Разрываясь

Ксандра Шварц
Когда тебе шестнадцать лет, сложно сохранять трезвость ума и твердость решений. Ты состоишь из порывов, сиюминутных желаний и непонятных капризов. Ты меняешься каждую секунду, можешь быть отчаянно-нежной, а через миг - жестокой. Ты не чередуешь кнут и пряник, а используешь их одновременно. Ну а если тебе шестнадцать, и ты влюблена - это просто стихийное бедствие. Анжелике было шестнадцать, она была влюблена и почти безумна от этого.
Ей было двадцать. У нее были длинные светлые волосы, вечно стянутые в тугой хвост, серые глаза в обрамлении пушистых ресниц, почему-то всегда бледные губы и белоснежная кожа. Она не была красива в традиционном понимании этого слова, но в ней было что-то, что безумно цепляло. Изящность и грация движений, быть может? Она двигалась, как хищница, вышедшая на охоту, как кружащая вокруг жертвы пантера. А еще Анжелика была без ума от ее рук. На ее руки она могла любоваться вечно, каждый раз отмечая про себя, до чего же они совершенны, эти тонкие длинные пальцы с аккуратным маникюром... Пусть не совершенна, но прекрасна - так Анжелика думала о ней.

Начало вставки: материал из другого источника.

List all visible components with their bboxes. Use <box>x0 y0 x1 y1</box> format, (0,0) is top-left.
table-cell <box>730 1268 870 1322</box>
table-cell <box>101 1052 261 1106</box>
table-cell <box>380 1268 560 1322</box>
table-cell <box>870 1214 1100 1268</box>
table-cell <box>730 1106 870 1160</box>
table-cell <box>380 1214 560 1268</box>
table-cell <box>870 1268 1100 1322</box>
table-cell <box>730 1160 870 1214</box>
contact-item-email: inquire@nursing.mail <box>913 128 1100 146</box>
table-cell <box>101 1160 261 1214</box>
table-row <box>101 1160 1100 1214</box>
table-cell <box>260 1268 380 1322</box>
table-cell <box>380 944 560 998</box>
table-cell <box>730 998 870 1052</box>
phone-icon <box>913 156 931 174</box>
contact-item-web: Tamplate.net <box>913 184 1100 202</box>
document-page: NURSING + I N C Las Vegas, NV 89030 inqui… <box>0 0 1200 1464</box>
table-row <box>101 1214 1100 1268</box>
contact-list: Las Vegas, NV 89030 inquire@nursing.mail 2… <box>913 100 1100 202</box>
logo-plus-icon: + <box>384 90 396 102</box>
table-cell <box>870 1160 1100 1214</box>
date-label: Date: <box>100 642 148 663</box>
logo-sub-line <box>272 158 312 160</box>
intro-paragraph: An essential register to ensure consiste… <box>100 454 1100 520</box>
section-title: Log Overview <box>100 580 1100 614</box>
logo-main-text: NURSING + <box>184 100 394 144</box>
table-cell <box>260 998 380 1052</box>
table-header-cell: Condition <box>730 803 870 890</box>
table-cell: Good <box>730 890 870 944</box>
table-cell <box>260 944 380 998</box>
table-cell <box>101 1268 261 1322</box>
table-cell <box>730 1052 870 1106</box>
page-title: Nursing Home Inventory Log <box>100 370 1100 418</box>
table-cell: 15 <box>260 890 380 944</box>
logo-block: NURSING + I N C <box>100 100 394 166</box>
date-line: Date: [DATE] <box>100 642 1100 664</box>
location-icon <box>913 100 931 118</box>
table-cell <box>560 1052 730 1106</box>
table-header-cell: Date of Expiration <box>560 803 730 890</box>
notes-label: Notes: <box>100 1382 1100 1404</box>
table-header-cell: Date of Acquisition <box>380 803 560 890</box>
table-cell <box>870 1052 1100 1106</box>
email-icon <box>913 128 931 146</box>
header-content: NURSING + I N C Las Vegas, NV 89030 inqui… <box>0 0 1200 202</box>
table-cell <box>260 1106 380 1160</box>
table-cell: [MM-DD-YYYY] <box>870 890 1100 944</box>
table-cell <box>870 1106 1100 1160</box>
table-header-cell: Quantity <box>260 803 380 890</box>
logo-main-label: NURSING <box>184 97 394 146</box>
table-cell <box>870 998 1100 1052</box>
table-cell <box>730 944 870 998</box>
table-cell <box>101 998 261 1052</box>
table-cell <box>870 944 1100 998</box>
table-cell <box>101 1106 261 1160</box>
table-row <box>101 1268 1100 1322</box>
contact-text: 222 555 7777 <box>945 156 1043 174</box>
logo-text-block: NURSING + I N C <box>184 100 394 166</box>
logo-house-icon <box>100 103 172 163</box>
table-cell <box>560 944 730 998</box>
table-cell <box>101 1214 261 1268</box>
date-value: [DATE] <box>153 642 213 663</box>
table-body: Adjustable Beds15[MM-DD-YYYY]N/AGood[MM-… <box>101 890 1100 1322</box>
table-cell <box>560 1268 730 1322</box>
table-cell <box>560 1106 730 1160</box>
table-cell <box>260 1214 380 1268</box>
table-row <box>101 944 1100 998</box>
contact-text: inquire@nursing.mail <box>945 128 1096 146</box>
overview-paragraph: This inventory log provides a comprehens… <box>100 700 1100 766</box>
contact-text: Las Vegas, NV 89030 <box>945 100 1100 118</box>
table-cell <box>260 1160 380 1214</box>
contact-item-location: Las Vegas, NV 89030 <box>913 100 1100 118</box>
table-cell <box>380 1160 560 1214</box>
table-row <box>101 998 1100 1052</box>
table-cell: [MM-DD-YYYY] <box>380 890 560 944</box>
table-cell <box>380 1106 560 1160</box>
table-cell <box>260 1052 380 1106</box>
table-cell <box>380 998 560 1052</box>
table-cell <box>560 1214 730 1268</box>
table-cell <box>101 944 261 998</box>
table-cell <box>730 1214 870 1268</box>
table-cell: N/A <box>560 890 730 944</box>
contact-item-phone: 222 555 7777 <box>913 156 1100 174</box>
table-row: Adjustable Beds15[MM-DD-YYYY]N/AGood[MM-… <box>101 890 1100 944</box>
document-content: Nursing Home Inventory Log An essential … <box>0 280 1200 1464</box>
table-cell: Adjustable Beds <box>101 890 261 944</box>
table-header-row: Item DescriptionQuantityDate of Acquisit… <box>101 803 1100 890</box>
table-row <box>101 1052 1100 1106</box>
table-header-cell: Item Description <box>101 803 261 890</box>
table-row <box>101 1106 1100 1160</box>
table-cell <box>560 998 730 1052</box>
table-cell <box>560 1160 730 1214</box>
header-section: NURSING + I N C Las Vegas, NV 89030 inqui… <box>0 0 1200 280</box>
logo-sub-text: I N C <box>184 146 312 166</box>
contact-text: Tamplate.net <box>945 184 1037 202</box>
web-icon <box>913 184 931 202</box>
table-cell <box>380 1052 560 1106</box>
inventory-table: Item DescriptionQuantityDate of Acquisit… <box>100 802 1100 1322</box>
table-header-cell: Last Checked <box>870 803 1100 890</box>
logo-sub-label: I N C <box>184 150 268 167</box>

Она была жестока. За это, наверное, Анжелика ее и полюбила. Нет, этот светловолосый ангел, предпочитавший непривычное для России сокращение "Кэт" от своего традиционного "Екатерина", никогда не причинял ей физической боли. Но порой Анжелике казалось, что легче выдержать все пытки святой Инквизиции, чем один такой "безболезненный" сеанс с этой девушкой... Она могла целовать так, словно мир через секунду взорвется, словно это самый-самый последний шанс... А потом оттолкнуть и быть настолько равнодушно-далекой, словно это не ее губы минуту назад терзали губы Анжелики. Все попытки обнять, взять за руку, поцеловать самой - пресекались. Разрешено было лишь смотреть в глаза печальным взглядом, но Анжелика редко решалась смотреть в ее глаза. Больше всего на свете она боялась увидеть в них насмешку или холод - это было бы равносильно гибели. Кэт могла пропасть на неделю, две, три... Потом появлялась, как ни в чем не бывало, целовала у порога и заваривала любимый чай на скромной кухне, слушая вполуха тихий голос юной возлюбленной.
Кэт никогда не интересовало, сколько боли вынесла эта шестнадцатилетняя девушка, никогда не интересовало, сколько еще боли причинит ей она сама. Она была такой, какой была, и просто не могла поступать иначе. Она не видела и не знала, даже не хотела знать, как мечется в маленькой квартирке Анжелика в те недели, что она пропадает. Она не знает и не хочет знать, как в сердце словно впивается тупой нож, который периодически кто-то с садизмом проворачивает в твоей груди.
Когда тебе шестнадцать, у тебя мало терпения. Анжелика уже не раз рвала с Кэт, запрещала той появляться на своих глазах, проводила без нее месяц, полтора... и звонила, шептала сквозь слезы признания в любви, умоляла о встрече. И Кэт с улыбкой соглашалась, и целовала при встрече, и была нежной и ласковой, а потом снова пропадала и снова начинала издеваться, ни во что ни ставя ее мнение, не спрашивая, лишь приказывая, поступая так, как хочет она. И у Анжелики вновь сдавали нервы, и она снова ревела взахлеб на скромной кухоньке, закрывая лицо ладонями, сквозь слезы сожалея о сорвавшемся свидании, которое ей обещали еще месяц назад и сорвали в последний момент... Мать смотрела на Анжелику с состраданием, трепала по каштановым волосам.
- Ты должна бросить эту девушку, Анж... Это ведь человек такой... Подлый.
- Она не такая, - всхлипывала Анжелика, а мама со злостью передразнивала:
- "Я не такая, я жду трамвая"... Тьфу! Брось ее! Эти отношения, они тебя разрушают! Я уже говорила!
- Интересно, а была бы это не Кэт, а был бы Вася, ты бы говорила иначе?
- Нет. Дело не в том, парень это или девушка, дело в том, что ты достойна большего, чем слезы и унижения. Ну хочешь, я...
- Нет. Не надо, мам, - Анжелика вытирает слезы и греет руки о чашку с чаем, - я очень устала. И знаешь... Однажды, и очень скоро, я найду в себе силы не вернуться.